Wednesday, August 13, 2008

Legitimacy and Hubris

I've been plugging the legitimacy issue for so long that it's now just tiring (see here and here). But the Russia-Georgia affair just underscored it again. Basically, while a handful of remaining benighted US citizens and a batch of insiders in Washington DC continue to believe in American global dominance, the reality is that the Bush administration's wars and its war crimes have destroyed the glue that holds together US global power: that is, legitimacy, both political and moral.

The case of Georgia is what legitimacy looks like when it has deflated.
Russia's blitz into the former Soviet republic of Georgia has exposed starkly the limits of US military power and geopolitical influence in the era following the invasion of Iraq.

Georgia is one of the closest US allies in Eastern Europe. President Mikheil Saakashvili has visited the White House three times in the last four years. Yet this warm relationship did not stop the Kremlin from unleashing a ferocious military response after Georgian troops entered the separatist province of South Ossetia.

US efforts to expand Western influence and spread democracy along Russia's borders may now be threatened. US relations with Russia itself, at the least, are in flux.

"This gets at the stability of the framework the US thought was going to govern the post-cold-war world," says Stephen Sestanovich, senior fellow for Russian and Eurasian Studies at the Council on Foreign Relations.

It sure does. But that framework - as enacted by the Bush administration - always had a certain unreality to it. Perhaps this goes back to the Reaganite idea that the US "defeated" the USSR in the Cold War, rather than the Soviet Union collapsing under its own incompetence and illegitimacy. This overly simplistic belief encouraged the further belief that the US is a modern Rome (remember all the empire books?), with only technologically inferior barbarians at the gates to fend off. This is the belief that military and economic power are the sole criteria of extending one's wishes to the entire globe. That belief has failed, but it's still hugely influential not only within neocon circles but also within what is often portrayed as the only other feasible alternative, a neo-realist view of foreign affairs. What this all amounts to, ultimately, is hubris. But I can't see that hubris ending anytime soon - it has become the lens through which Americans view the world. At least Georgians have learned the hard way to take off those rose-colored glasses.

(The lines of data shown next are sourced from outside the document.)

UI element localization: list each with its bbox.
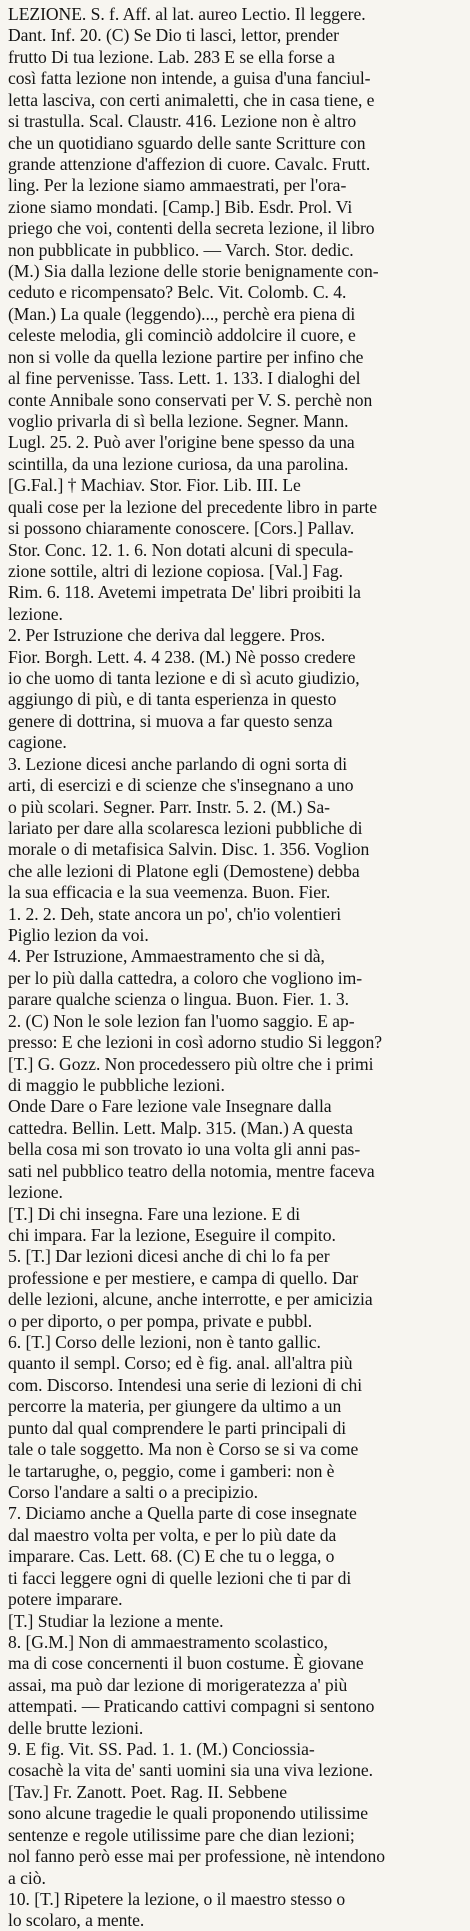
text-line: sati nel pubblico teatro della notomia, mentre faceva (8, 1160, 375, 1181)
text-line: dal maestro volta per volta, e per lo più date da (8, 1524, 337, 1545)
text-line: imparare. Cas. Lett. 68. (C) E che tu o legga, o (8, 1546, 335, 1567)
text-line: Rim. 6. 118. Avetemi impetrata De' libri proibiti la (8, 582, 361, 603)
text-line: si possono chiaramente conoscere. [Cors.] Pallav. (8, 518, 355, 539)
text-line: aggiungo di più, e di tanta esperienza in questo (8, 689, 337, 710)
text-line: delle lezioni, alcune, anche interrotte, e per amicizia (8, 1289, 373, 1310)
text-line: professione e per mestiere, e campa di quello. Dar (8, 1267, 359, 1288)
text-line: grande attenzione d'affezion di cuore. Cavalc. Frutt. (8, 153, 371, 174)
text-line: 1. 2. 2. Deh, state ancora un po', ch'io volentieri (8, 903, 342, 924)
text-line: ma di cose concernenti il buon costume. È giovane (8, 1653, 364, 1674)
text-line: ling. Per la lezione siamo ammaestrati, per l'ora- (8, 175, 347, 196)
text-line: tale o tale soggetto. Ma non è Corso se si va come (8, 1439, 359, 1460)
text-line: quanto il sempl. Corso; ed è fig. anal. all'altra più (8, 1353, 353, 1374)
text-line: voglio privarla di sì bella lezione. Segner. Mann. (8, 410, 349, 431)
text-line: io che uomo di tanta lezione e di sì acuto giudizio, (8, 668, 360, 689)
text-line: [T.] G. Gozz. Non procedessero più oltre che i primi (8, 1053, 374, 1074)
text-line: [G.Fal.] † Machiav. Stor. Fior. Lib. III. Le (8, 475, 301, 496)
text-line: delle brutte lezioni. (8, 1717, 144, 1738)
text-line: o per diporto, o per pompa, private e pubbl. (8, 1310, 313, 1331)
text-line: priego che voi, contenti della secreta lezione, il libro (8, 218, 375, 239)
text-line: 8. [G.M.] Non di ammaestramento scolastico, (8, 1631, 328, 1652)
text-line: com. Discorso. Intendesi una serie di lezioni di chi (8, 1374, 363, 1395)
text-line: o più scolari. Segner. Parr. Instr. 5. 2. (M.) Sa- (8, 796, 330, 817)
text-line: al fine pervenisse. Tass. Lett. 1. 133. I dialoghi del (8, 368, 361, 389)
text-line: lariato per dare alla scolaresca lezioni pubbliche di (8, 817, 363, 838)
text-line: zione sottile, altri di lezione copiosa. [Val.] Fag. (8, 560, 344, 581)
text-line: per lo più dalla cattedra, a coloro che vogliono im- (8, 967, 363, 988)
text-line: a ciò. (8, 1867, 46, 1888)
text-line: 9. E fig. Vit. SS. Pad. 1. 1. (M.) Conciossia- (8, 1739, 315, 1760)
text-line: Corso l'andare a salti o a precipizio. (8, 1481, 258, 1502)
text-line: sentenze e regole utilissime pare che dian lezioni; (8, 1824, 355, 1845)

When it comes to Georgia, especially faced with the evil genius of Putin, the US is limited to three feeble options, all of which are colored by the hubris:

1) the "get out of my clubhouse" option:
Expulsion of Russia from the G-8 group of industrialized nations was among the few apparent strong actions the US and Europe could take.
2) the "cut it out" option:
"The United States, its allies, and other countries need to send a strong signal to Moscow that creating 19th-century-style spheres of influence and redrawing the borders of the former Soviet Union is a danger to world peace," said Ariel Cohen, senior research fellow in Russian and Eurasian studies at the Heritage Foundation, in an analysis of the impact of the crisis.
...and 3) the"blame someone else" option:
"Nothing meaningful can be done as a matter of American policy if there is no consensus among European states that this represents something deeply shocking," says Mr. Sestanovich of the Council on Foreign Relations.

2 comments:

Anonymous said...

It seems to me that everyone is conceptualizing something wrong in the Russia-Georgia dustup.

You've listed the US's misconceptualizations. Not to mention that George Will is consistently locating Georgia in Europe, pretty outrageous unless you're spoiling for more war.

And Saakashvili's misconceptions then spring from the US's, with Georgian nationalism added on. (19th century skipped to post-Soviet?)

But Russia too has this idea that a heavy hand on the borderlands will keep the center safe.

I'm trying to think out a coherent post on the subject, keep getting interrupted, and today is no exception.

MT said...

On the bright side, these events diminish the seeming hubris and enhance the apparent legitimacy of your blogging on this subject.